2026-05-30· security· mcp· leaderboard

Sandbox-grade scoring: the MCP leaderboard now runs your server before grading it

We upgraded capframe.ai/leaderboard to actually run MCP servers in an ephemeral Docker container instead of reading their READMEs. Four official @modelcontextprotocol/server-* packages dropped from a false-clean score of 100 to 64–98. Here's the diff and the design.

When we launched capframe.ai/leaderboard two weeks ago, all four official @modelcontextprotocol/server-* npm packages scored a perfect 100. That was wrong.

Today they don't.

Server	Old score	New score	Findings
`@modelcontextprotocol/server-filesystem`	100	64	3 high, 12 medium
`@modelcontextprotocol/server-memory`	100	78	5 high, 1 medium
`@modelcontextprotocol/server-everything`	100	84	1 high, 6 medium
`@modelcontextprotocol/server-sequential-thinking`	100	98	1 medium

Same servers. Same rules. The only thing that changed is we stopped asking "what does the README claim?" and started asking "what does the server actually expose when you talk to it?"

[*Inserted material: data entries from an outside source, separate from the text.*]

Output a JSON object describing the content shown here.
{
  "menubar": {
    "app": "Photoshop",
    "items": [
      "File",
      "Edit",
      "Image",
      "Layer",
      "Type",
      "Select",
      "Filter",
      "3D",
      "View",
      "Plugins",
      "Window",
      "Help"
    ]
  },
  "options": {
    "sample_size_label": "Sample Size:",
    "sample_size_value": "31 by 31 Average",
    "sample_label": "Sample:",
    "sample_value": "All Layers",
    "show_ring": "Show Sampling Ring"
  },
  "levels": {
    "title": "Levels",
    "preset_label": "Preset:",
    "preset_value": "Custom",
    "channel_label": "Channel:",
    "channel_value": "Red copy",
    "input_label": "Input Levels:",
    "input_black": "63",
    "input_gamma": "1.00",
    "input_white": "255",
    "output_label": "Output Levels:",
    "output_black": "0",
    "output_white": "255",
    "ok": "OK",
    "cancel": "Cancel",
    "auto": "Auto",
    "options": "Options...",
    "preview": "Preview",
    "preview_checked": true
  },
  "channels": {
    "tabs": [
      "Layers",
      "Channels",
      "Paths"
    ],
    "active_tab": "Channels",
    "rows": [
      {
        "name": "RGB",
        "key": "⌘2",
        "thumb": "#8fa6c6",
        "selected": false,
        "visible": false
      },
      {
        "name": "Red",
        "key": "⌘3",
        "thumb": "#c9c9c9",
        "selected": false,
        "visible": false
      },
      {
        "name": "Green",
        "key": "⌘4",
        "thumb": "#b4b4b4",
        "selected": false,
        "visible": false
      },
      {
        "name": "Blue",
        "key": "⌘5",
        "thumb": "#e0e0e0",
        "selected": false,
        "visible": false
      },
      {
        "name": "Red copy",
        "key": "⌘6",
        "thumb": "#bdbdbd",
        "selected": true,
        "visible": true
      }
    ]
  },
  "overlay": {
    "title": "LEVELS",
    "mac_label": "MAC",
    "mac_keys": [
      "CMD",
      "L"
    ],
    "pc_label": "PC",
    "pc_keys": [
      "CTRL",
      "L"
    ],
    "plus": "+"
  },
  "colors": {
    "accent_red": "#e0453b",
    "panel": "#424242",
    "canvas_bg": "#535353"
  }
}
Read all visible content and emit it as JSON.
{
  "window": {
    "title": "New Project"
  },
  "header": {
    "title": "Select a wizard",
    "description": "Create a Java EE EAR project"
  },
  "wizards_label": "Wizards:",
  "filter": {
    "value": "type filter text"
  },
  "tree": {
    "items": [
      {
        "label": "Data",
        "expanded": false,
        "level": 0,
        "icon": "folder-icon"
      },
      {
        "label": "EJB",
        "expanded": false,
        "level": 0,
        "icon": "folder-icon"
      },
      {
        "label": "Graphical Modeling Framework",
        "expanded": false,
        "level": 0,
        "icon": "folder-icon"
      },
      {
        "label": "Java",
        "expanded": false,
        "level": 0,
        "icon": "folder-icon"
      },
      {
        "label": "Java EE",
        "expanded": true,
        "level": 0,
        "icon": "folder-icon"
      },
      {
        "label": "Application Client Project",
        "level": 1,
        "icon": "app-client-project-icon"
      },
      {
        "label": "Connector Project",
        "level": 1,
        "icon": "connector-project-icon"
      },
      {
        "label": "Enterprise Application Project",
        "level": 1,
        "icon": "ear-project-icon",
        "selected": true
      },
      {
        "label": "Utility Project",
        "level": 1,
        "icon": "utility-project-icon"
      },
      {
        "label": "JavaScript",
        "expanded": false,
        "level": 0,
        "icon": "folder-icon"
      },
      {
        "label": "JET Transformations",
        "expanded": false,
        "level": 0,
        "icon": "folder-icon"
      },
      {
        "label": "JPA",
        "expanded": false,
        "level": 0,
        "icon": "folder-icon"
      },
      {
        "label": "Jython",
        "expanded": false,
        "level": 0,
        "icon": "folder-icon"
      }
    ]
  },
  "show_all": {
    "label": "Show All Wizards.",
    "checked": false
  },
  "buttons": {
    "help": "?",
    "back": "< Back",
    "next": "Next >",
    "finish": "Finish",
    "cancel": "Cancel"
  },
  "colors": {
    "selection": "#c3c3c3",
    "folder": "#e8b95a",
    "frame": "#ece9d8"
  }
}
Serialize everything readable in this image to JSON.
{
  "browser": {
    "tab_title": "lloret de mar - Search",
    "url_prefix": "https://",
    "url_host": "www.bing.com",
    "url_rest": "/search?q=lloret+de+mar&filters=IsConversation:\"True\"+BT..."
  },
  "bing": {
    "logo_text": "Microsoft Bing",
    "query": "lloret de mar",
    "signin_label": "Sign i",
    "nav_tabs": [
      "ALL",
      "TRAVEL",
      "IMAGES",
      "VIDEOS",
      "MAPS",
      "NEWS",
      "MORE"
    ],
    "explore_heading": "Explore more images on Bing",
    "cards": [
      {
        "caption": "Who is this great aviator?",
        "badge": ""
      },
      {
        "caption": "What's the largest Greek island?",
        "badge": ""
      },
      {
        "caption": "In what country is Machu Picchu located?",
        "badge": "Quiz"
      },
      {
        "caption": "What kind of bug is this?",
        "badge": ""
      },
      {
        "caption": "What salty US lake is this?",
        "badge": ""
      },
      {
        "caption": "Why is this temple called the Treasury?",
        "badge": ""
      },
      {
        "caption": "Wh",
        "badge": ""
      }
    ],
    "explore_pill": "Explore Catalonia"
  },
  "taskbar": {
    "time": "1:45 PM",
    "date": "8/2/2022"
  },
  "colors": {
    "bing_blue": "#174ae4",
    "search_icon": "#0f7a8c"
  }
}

That's the upgrade. This post is about why it was overdue, how we built it, and what it's not yet.

What was wrong with reading the README

The original mcp-recon producer registry reads each MCP server's README.md from the npm or PyPI registry, parses it into a tool inventory, and runs the classifier against names + descriptions.

That gets you a long way. Rule R3 (excessive agency — name implies a side effect that isn't declared) fires fine. So does R5 (tool naming conflict), R6 (suspect description), and R7 (privileged operation lacking auth gates). For the official MCP servers, none of those fired because the READMEs are well-written and the names are benign.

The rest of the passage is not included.